» Comedy at the British Open Source Consortium | John Carroll | ZDNet.com
http://blogs.zdnet.com/carroll/wp-trackback.php?p=1716

I got a heads up for this blog from the OSC-members list and I must say have found it a very amusing read.  Whilst Mr Carroll certainly makes a couple of seemingly logical points (such as the current commercial trend to focus development on the windows OS first) there is a fundamental flaw in his argument.

As a Microsoft Employee, he is not an unbiased representative (and as an OpenSource Consortium Member, I'm not either) but there is a point to be made regarding software freedom.

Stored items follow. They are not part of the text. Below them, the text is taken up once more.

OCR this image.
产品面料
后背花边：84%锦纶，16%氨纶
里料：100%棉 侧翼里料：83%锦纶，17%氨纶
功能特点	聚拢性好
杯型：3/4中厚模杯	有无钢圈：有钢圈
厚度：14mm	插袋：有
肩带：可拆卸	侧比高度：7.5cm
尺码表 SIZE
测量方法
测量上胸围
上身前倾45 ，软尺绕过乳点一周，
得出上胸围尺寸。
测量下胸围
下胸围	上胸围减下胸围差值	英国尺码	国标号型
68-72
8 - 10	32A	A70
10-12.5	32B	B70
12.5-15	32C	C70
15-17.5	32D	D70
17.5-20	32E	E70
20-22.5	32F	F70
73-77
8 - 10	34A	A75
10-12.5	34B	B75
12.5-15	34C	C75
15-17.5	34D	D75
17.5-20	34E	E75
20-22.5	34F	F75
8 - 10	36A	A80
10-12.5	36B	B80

If the BBC were launching a GCSE revision package, I think we'd all be a little griped if  it were only available on windows - but it's the commerical standard so would be slightly less of an issue.

I think the bigger issue with the iPlayer is that there isn't currently a standard.  The BBC are pioneering a technology that has the potential to be completely open.  The ethernet-TV that will take off within the next few years is bigger than the switch from analog to digital TV - new devices (like the apple TV, mythTV, WindowsMCE) are all popping up in order to access the new information.  This is the problem:

There is a new market being created - and the BBC have the power at their disposal to make or break this new market.  The set-top box is getting clever, and unless the BBC service can be accessed openly (without a single vendor's software) then the whole market for topbox devices is going to be skewed in Microsoft's favour.

If it were just about an end-user PC program.. then there's not really that much of an issue - but it's about a completely new wave of internet-tv synergy.  What a role the BBC will be playing if they're the ones who go down in history as killing it!